CIMB was supposed to introduce an open-payment system for RFID
Eventually, both PLUS settled the dispute with CIMB by supporting TNG RFID for its highway. As part of the new collaboration to support a single TNG RFID system, CIMB and TNG were supposed to introduce an open payment facility where users can choose to link the RFID tag to several cashless payment options such as bank accounts, credit and debit cards.
Former CIMB Group CEO Tengku Zafrul said “We’re extremely pleased to have been able to work with PLUS to lead this landmark initiative. The democratisation in toll payments is something we fully champion and the CIMB teams, together with the teams at our subsidiary TNG, are committed to collaborating with PLUS and, in time, other highway concessionaires to make open payments an accessible reality for all Malaysians.”

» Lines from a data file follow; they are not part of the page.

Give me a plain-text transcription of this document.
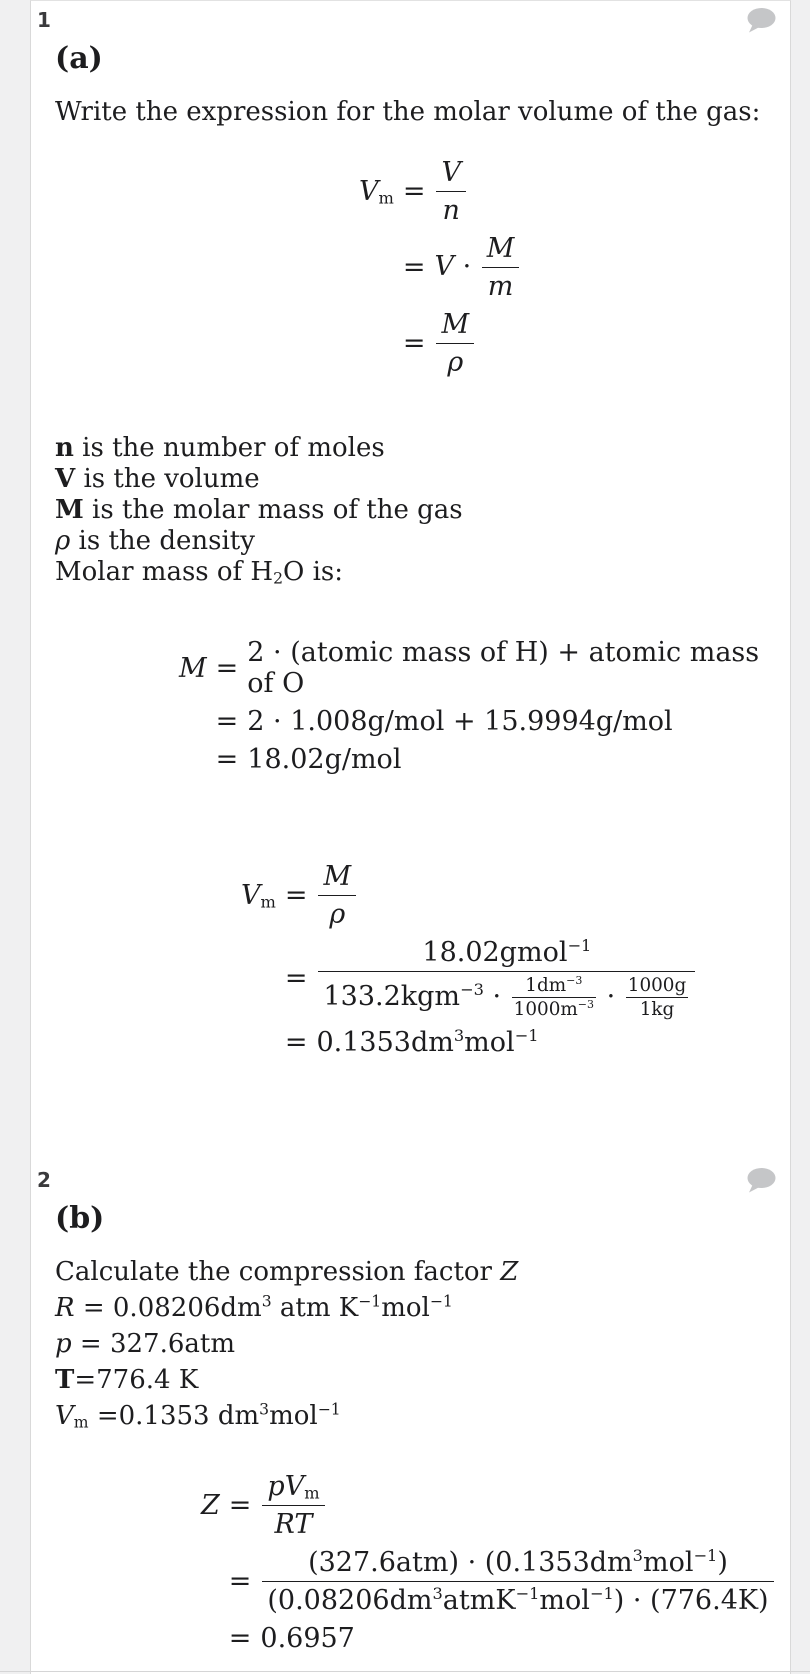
1
(a)

Write the expression for the molar volume of the gas:

$V_m$	=	$\frac{V}{n}$

	=	$V \cdot \frac{M}{m}$

	=	$\frac{M}{\rho}$

n is the number of moles

V is the volume

M is the molar mass of the gas

ρ is the density

Molar mass of $H_2O$ is:

M	=	2 · (atomic mass of H) + atomic mass of O
	=	2 · 1.008g/mol + 15.9994g/mol
	=	18.02g/mol
$V_m$	=	$\frac{M}{\rho}$

	=	$\frac{18.02gmol^{-1}}{133.2kgm^{-3} \cdot \frac{1dm^{-3}}{1000m^{-3}} \cdot \frac{1000g}{1kg}}$

	=	$0.1353dm^3mol^{-1}$
2
(b)

Calculate the compression factor Z

$R = 0.08206dm^3$ atm $K^{-1}mol^{-1}$

p = 327.6atm

T=776.4 K

$V_m =0.1353$ $dm^3mol^{-1}$

Z	=	$\frac{pV_m}{RT}$

	=	$\frac{(327.6atm) \cdot (0.1353dm^3mol^{-1})}{(0.08206dm^3atmK^{-1}mol^{-1}) \cdot (776.4K)}$

	=	0.6957
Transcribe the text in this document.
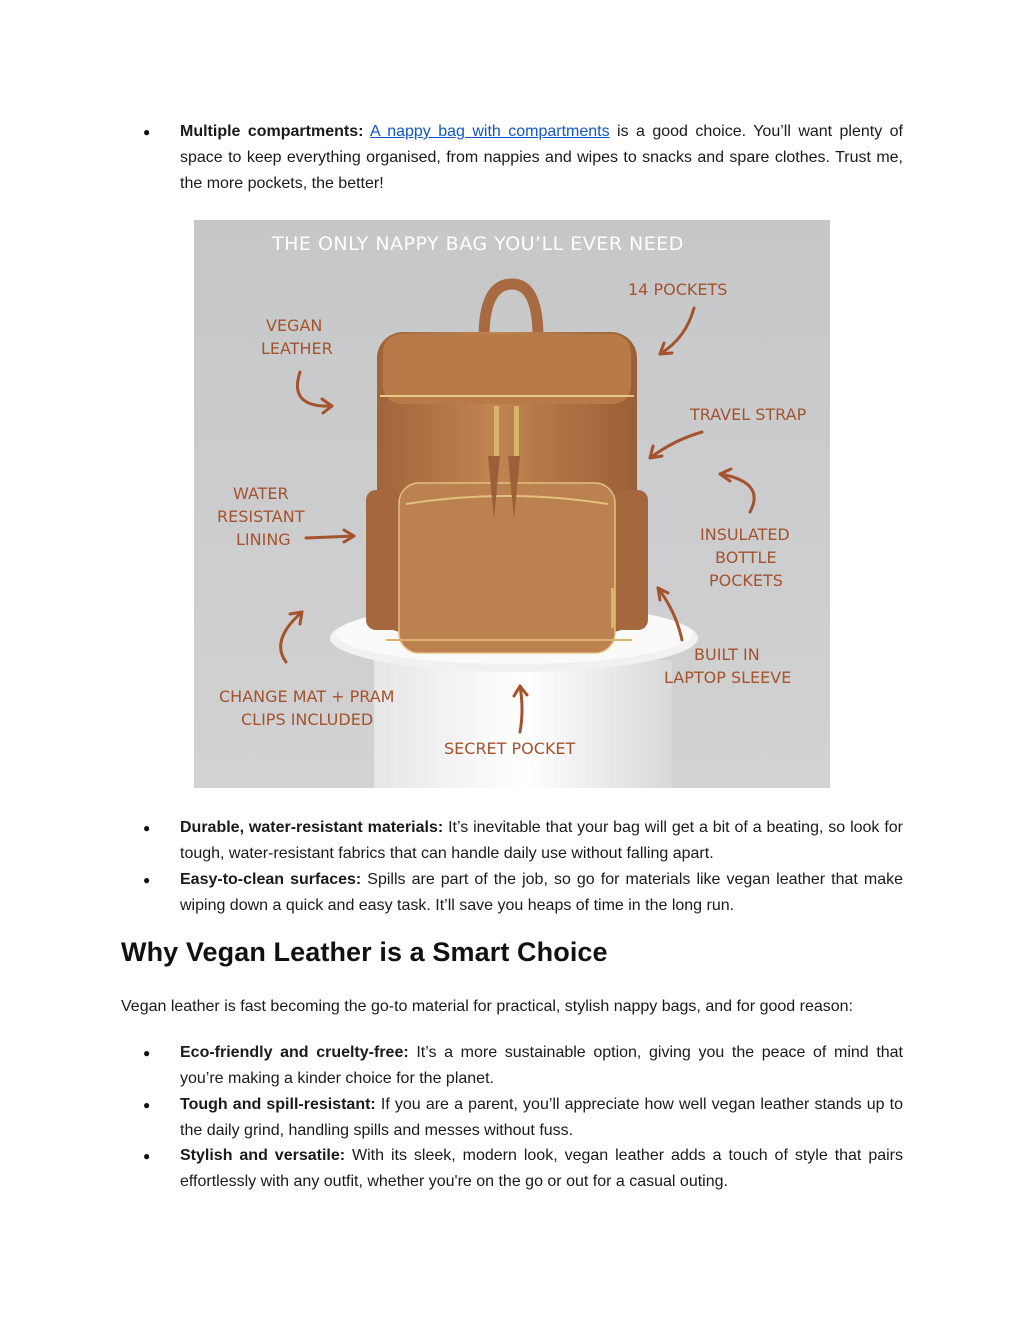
● Multiple compartments: A nappy bag with compartments is a good choice. You’ll want plenty of space to keep everything organised, from nappies and wipes to snacks and spare clothes. Trust me, the more pockets, the better!
THE ONLY NAPPY BAG YOU’LL EVER NEED
14 POCKETS
VEGAN
LEATHER
TRAVEL STRAP
WATER
RESISTANT
LINING	INSULATED
BOTTLE
POCKETS
BUILT IN
LAPTOP SLEEVE
CHANGE MAT + PRAM
CLIPS INCLUDED
SECRET POCKET
● Durable, water-resistant materials: It’s inevitable that your bag will get a bit of a beating, so look for tough, water-resistant fabrics that can handle daily use without falling apart.
● Easy-to-clean surfaces: Spills are part of the job, so go for materials like vegan leather that make wiping down a quick and easy task. It’ll save you heaps of time in the long run.
Why Vegan Leather is a Smart Choice

Vegan leather is fast becoming the go-to material for practical, stylish nappy bags, and for good reason:

● Eco-friendly and cruelty-free: It’s a more sustainable option, giving you the peace of mind that you’re making a kinder choice for the planet.
● Tough and spill-resistant: If you are a parent, you’ll appreciate how well vegan leather stands up to the daily grind, handling spills and messes without fuss.
● Stylish and versatile: With its sleek, modern look, vegan leather adds a touch of style that pairs effortlessly with any outfit, whether you're on the go or out for a casual outing.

Meanwhile, PLUS Managing Director Datuk Azman Ismail said “RFID transactions will be real-time, as our highway customers will receive an immediate notification of their balance and CIMB—TNG have given their commitment to this high standard of service delivery.”
Originally, the plan to allow acceptance of other eWallet, credit and debit cards was supposed to take place by the end of 2019. It’s now coming to the end of 2022 and Touch ‘n Go remains the only payment channel allowed by the government for toll collections.
Works Minister Datuk Seri Fadillah Yusof recently renewed calls to implement Multi-Lane Free Flow (MLFF) by 2025. This would enable highway users to pay for tolls electronically without the need to slow down for physical toll booths and barriers. Besides phasing out TNG cards and SmartTAG, the government has several things to sort out which include allowing more payment options and a stronger legal framework to handle fraud and toll evaders.